Another week, another bunch of new releases. Here are four new titles which Jason has chosen for Boswell's Best.
I regret not reading in advance One Last Thing Before I Go, by Jonathan Tropper (Dutton). I hoped that with my great enjoyment of This is Where I Leave You, I might be able to get it to the top of the pile, but that was not to be. In this one, divorced Drew Silver plays in wedding bands, and maneuvers around the detritus of his past bad decisions. When he’s diagnosed as needing emergency heart surgery, he decides to forego it and repair his relationships and truly live in the moment. Entertainment Weekly gives it an A, calling the novel “a bristling, witty tale of woe that'll make you appreciate whatever good things, no matter how few, have come your way.”
Jason noted to me that this was the first week where just about all the highlighted new releases were from the fall selling season, not spring summer. One novel I saw being touted on fall lists that is finally out (and may make you cry, but not while your laughing) is Amand Coplin’s The Orchardist (Harper). Two girls appear at William Talmadge’s orchard. They steal fruit; he takes them in. Then some men arrive and things go very downhill. There are great quotes from Wally Lamb (“masterful writer”), Charles Baxter (“patiently beautiful), Ron Rash (“outstanding debut”) and Bonnie Jo Campbell (“mysterious, compelling, elemental novel”). And it’s not just writerly folk; Wendy Smith in The Washington Post says “Amanda Coplin’s somber, majestic debut arrives like an urgent missive from another century. Steeped in the timeless rhythms of agriculture, her story unfolds in spare language as her characters thrash against an existential sense of meaninglessness.”

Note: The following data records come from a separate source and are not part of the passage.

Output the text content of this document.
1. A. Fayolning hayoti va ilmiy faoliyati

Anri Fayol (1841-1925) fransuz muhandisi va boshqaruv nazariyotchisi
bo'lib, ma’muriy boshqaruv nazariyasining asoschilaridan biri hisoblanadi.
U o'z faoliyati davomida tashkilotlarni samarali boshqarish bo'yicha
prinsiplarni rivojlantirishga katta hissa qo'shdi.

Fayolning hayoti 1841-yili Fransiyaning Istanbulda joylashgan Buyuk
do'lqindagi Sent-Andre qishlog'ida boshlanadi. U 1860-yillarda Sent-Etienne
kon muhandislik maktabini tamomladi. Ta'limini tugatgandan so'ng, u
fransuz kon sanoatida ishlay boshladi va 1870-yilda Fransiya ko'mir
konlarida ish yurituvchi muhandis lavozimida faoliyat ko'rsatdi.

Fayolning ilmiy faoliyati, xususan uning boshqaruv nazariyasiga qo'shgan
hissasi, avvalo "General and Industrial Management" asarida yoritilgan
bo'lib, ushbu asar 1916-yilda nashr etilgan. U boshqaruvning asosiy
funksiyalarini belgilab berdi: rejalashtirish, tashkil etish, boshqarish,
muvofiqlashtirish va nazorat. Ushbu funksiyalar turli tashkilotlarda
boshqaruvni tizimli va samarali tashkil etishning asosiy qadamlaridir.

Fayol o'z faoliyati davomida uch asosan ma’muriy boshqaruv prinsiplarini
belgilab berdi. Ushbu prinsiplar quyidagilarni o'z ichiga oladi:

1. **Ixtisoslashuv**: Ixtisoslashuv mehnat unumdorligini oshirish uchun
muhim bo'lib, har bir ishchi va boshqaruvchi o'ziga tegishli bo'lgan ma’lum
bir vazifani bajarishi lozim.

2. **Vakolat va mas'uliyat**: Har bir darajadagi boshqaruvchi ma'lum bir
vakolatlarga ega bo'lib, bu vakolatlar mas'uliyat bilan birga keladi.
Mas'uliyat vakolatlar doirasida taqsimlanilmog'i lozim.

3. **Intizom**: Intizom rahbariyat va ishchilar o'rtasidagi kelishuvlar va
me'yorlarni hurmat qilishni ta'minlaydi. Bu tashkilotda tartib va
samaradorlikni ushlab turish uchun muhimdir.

With a creeping nostalgia for newspapers, particularly British newspapers, particularly British newspapers that influence government policy, I quite taken with the jacket for Lionel Asbo (Knopf), by Martin Amis. It has a Fleet Street quality about it, though with more typefaces. Lionel is a thug turned millionaire, kept remotely in check by his nephew, Desmond Pepperdine. Jess Walter, author of this summer’s breakout, Beautiful Ruins, wrote in Publishers Weekly the novel “crackles with brilliant prose and scathing satire” but then becomes “a gleefully twisted Great Expectations.” Alas, having searched among The New York Times, Washington Post, USA Today, and The Guardian, I have to say that satire can be a tough mistress.
There's nothing satirical about Enid Shomer’s The Twelve Rooms of the Nile (Simon and Schuster), a novel of Florence Nightengale and Gustave Flaubert in a conceivable meeting as they traveled down the Nile in 1850. She is a radical thinker, he is a notorious womanizer, and both are destined for greatness. This is Shomer’s first published novel, following the story collection, Tourist Season (winner of the Iowa Short Fiction award) and several books of poetry. it’s unusal for a trade house to buy stories from a small press without a novel under contract, so I suspect Shomer moved with her editor from Random House. Alas, no trade reviews yet, though Kirkus notes that “by weaving her own imaginative constructions in with actual journal entries of both Flaubert and Nightingale, Shomer skillfully combines historical plausibility and historical truth.”
Local author Nicholas Dettman wrote in and let us know he's going to be on WTMJ's Morning Blend tomorrow, August 24, at 9 am. His novel, A Life Worth Dreaming About, is available at Boswell.